The following are just some simple ways to reduce your carbon footprint and the more cost-effective ones out there since they require little financial investment and only a modicum of effort, but if you feel like you can contribute more, then go above and beyond!
First of all, calculate your carbon footprint
Like we mentioned above, the carbon footprint is the number of greenhouse gases that you produce just by keeping your lifestyle and daily habits. According to the Deep Decarbonization Pathways Project, everyone on Earth should average an annual carbon footprint of 1.87 tons by 2050, but the average U.S. per capita footprint is around 18.3 tons. That’s a long way to go!
Eat local organic veggies, less meat
Choosing mostly fruit, veggies and grains are not only better for your overall health and your wallet, but it’s a good step towards reducing carbon around the world. Meat and dairy production represents 14.5 percent of the manmade global emissions, considering the tons of methane that beef and sheep belch out yearly. Every day you avoid meat and dairy represents an 8-pound reduction in your carbon footprint (2,920 a year!).
Further, consume more foods that are in season, since transporting food from far away utilizes far more resources than it’s sustainable to do. You should also buy in bulk when possible, and reduce wasted food by planning your meals.
Reconsider your transportation choices
Choosing to use the bike, bus, subway or just walking wherever you need to go means that you’re leaving the car at home and reducing global CO2 emissions, and that is a great way to help the environment.
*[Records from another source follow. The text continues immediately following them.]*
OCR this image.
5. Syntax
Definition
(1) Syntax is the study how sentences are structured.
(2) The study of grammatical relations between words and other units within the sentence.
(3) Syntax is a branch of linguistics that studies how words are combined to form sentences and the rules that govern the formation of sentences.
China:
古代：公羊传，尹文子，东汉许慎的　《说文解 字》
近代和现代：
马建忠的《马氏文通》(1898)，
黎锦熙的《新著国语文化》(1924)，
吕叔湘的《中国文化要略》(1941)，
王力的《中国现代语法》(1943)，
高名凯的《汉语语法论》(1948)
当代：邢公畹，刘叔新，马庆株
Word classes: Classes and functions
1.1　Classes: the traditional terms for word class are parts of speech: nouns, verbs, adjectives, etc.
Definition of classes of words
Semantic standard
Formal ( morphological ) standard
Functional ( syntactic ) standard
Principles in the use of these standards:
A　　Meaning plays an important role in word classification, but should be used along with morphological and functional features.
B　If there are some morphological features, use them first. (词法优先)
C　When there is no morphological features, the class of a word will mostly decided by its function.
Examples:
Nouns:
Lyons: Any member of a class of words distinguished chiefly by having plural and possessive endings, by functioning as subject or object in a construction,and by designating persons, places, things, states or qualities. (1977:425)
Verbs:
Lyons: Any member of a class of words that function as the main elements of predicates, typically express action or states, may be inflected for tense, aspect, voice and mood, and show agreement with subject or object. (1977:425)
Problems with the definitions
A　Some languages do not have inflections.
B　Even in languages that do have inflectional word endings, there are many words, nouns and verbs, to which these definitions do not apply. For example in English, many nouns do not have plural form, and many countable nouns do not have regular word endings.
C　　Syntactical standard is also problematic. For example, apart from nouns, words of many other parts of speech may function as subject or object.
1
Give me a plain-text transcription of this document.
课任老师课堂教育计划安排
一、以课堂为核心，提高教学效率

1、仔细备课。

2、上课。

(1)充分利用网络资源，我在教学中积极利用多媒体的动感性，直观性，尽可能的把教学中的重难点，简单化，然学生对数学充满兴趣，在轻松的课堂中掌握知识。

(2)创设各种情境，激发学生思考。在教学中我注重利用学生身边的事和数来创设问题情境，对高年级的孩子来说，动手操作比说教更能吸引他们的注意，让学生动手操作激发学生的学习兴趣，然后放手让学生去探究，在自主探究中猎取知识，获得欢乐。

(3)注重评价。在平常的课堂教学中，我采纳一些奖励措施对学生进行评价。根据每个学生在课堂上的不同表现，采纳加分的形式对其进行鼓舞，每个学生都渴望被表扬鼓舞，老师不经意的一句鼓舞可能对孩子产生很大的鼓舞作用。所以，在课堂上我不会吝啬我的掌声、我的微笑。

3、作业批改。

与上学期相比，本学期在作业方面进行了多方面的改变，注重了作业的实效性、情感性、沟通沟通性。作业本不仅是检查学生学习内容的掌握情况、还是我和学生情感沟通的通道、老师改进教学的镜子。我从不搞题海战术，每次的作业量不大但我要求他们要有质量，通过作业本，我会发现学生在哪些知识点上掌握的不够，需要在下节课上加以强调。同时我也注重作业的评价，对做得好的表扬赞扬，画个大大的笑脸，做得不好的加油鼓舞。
There are now over 65 million cyclists in the U.S., and increasing that number will only mean that infrastructure will evolve to make things easier for them and public transport, which is known as green infrastructure.
If you definitely can’t avoid driving a car, there are still some ways to help, like driving calmly instead of aggressively (reducing fuel consumption by 40% in most cases), avoiding traffic jams whenever possible, and you can even consider buying an electric or hybrid car.
Reduce your home energy consumption
No more asking yourself how to reduce your carbon footprint at home, because these tips are so easy to pick up that you can start this very day. For example, changing your incandescent light bulbs to LEDs; they cost a little more, but reduce energy consumption by a quarter and last 25 times longer.
Turning your water heater down to 120° F will save an average of 550 pounds of CO2 per year, and installing a low-flow showerhead will save a further 350 pounds while lowering your energy and water bills as well.
During the summer, try raising your thermostat a little, and lower it during winter. Also, use much less air conditioning in the summer, or opt for using fans or spending more time outdoors. If available, you can also change your energy provider to a green energy one.
Preferring climate appropriate plants for your garden means that you will use less water to keep them alive, and you can switch to drip irrigation for the whole patch, so each plant gets only what they need.
If you live in a city, you can always get involved in your local administration and push for the adoption of environmentally-friendly measures and advocate for the creation of more and larger green spaces that absorb carbon, mitigate the heat and help fight climate change.
As you can see, there are so many ways to help reduce your carbon footprint and slow down global warming that all you have to do is choose which ones to focus on first before adopting more nature-friendly habits. Reducing waste is also a good way to do this, so keeping the house clean and tidy it’s not only in your family’s best interest but of the planet at large.